Speaking at the Chatham House annual conference, he will praise the "extraordinary" achievement of the treaty which has contributed to the "unprecedented epoch of peace and prosperity that we have all been living through".

Mr Johnson will add: "It has helped avoid what might otherwise have been a Gadarene Rush to destruction, in which the world was turned into a great arena of Mexican stand-offs, a nuclear version of the final scene of Reservoir Dogs.

"That far-sightedness is now needed more than ever, not only to keep the NPT, but also one of its most valuable complementary accords, the nuclear deal with Iran."

Mr Johnson will praise Mr Tillerson for reinforcing South Korea's promises not to seek regime change in the North or seek to deploy forces over the border or reunify the pensinsula, saying they opened up a path to talks and de-escalation.

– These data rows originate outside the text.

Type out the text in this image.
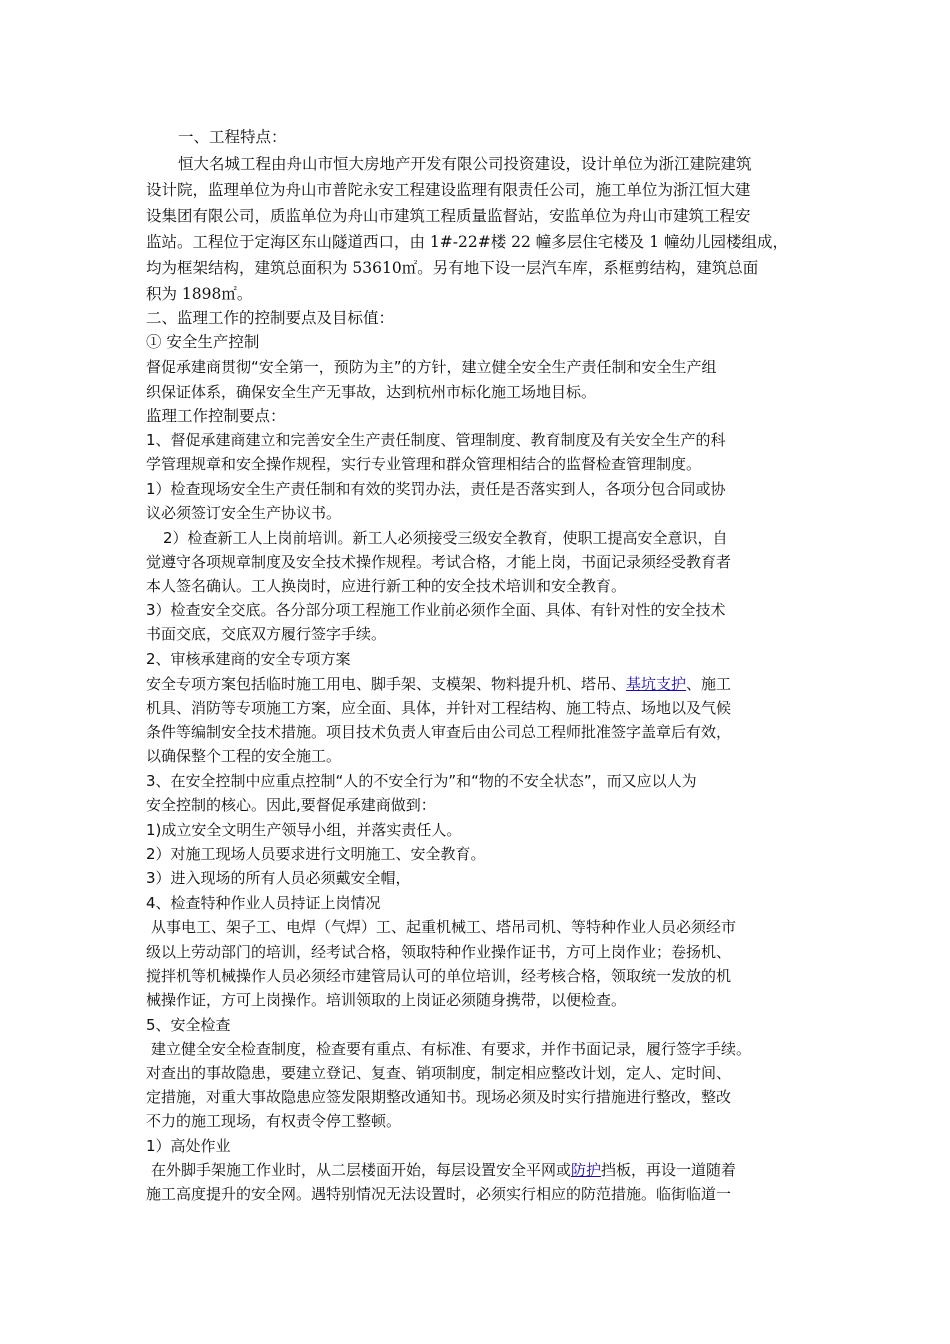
一、工程特点：
恒大名城工程由舟山市恒大房地产开发有限公司投资建设，设计单位为浙江建院建筑
设计院，监理单位为舟山市普陀永安工程建设监理有限责任公司，施工单位为浙江恒大建
设集团有限公司，质监单位为舟山市建筑工程质量监督站，安监单位为舟山市建筑工程安
监站。工程位于定海区东山隧道西口，由 1#-22#楼 22 幢多层住宅楼及 1 幢幼儿园楼组成，
均为框架结构，建筑总面积为 53610㎡。另有地下设一层汽车库，系框剪结构，建筑总面
积为 1898㎡。
二、监理工作的控制要点及目标值：
① 安全生产控制
督促承建商贯彻“安全第一，预防为主”的方针，建立健全安全生产责任制和安全生产组
织保证体系，确保安全生产无事故，达到杭州市标化施工场地目标。
监理工作控制要点：
1、督促承建商建立和完善安全生产责任制度、管理制度、教育制度及有关安全生产的科
学管理规章和安全操作规程，实行专业管理和群众管理相结合的监督检查管理制度。
1）检查现场安全生产责任制和有效的奖罚办法，责任是否落实到人，各项分包合同或协
议必须签订安全生产协议书。
2）检查新工人上岗前培训。新工人必须接受三级安全教育，使职工提高安全意识，自
觉遵守各项规章制度及安全技术操作规程。考试合格，才能上岗，书面记录须经受教育者
本人签名确认。工人换岗时，应进行新工种的安全技术培训和安全教育。
3）检查安全交底。各分部分项工程施工作业前必须作全面、具体、有针对性的安全技术
书面交底，交底双方履行签字手续。
2、审核承建商的安全专项方案
安全专项方案包括临时施工用电、脚手架、支模架、物料提升机、塔吊、基坑支护、施工
机具、消防等专项施工方案，应全面、具体，并针对工程结构、施工特点、场地以及气候
条件等编制安全技术措施。项目技术负责人审查后由公司总工程师批准签字盖章后有效，
以确保整个工程的安全施工。
3、在安全控制中应重点控制“人的不安全行为”和“物的不安全状态”，而又应以人为
安全控制的核心。因此,要督促承建商做到：
1)成立安全文明生产领导小组，并落实责任人。
2）对施工现场人员要求进行文明施工、安全教育。
3）进入现场的所有人员必须戴安全帽，
4、检查特种作业人员持证上岗情况
从事电工、架子工、电焊（气焊）工、起重机械工、塔吊司机、等特种作业人员必须经市
级以上劳动部门的培训，经考试合格，领取特种作业操作证书，方可上岗作业；卷扬机、
搅拌机等机械操作人员必须经市建管局认可的单位培训，经考核合格，领取统一发放的机
械操作证，方可上岗操作。培训领取的上岗证必须随身携带，以便检查。
5、安全检查
建立健全安全检查制度，检查要有重点、有标准、有要求，并作书面记录，履行签字手续。
对查出的事故隐患，要建立登记、复查、销项制度，制定相应整改计划，定人、定时间、
定措施，对重大事故隐患应签发限期整改通知书。现场必须及时实行措施进行整改，整改
不力的施工现场，有权责令停工整顿。
1）高处作业
在外脚手架施工作业时，从二层楼面开始，每层设置安全平网或防护挡板，再设一道随着
施工高度提升的安全网。遇特别情况无法设置时，必须实行相应的防范措施。临街临道一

But stressing the need to keep military options on the table, he will say: "That is the model - of toughness but engagement, each reinforcing the other - that we should have at the front of our mind as we try to resolve the tensions in the Korean peninsula."

He will urge the North Korean regime to change course and show that it is once again capable of the "diplomatic imagination" that produced the nuclear non-proliferation treaty and the Iran deal.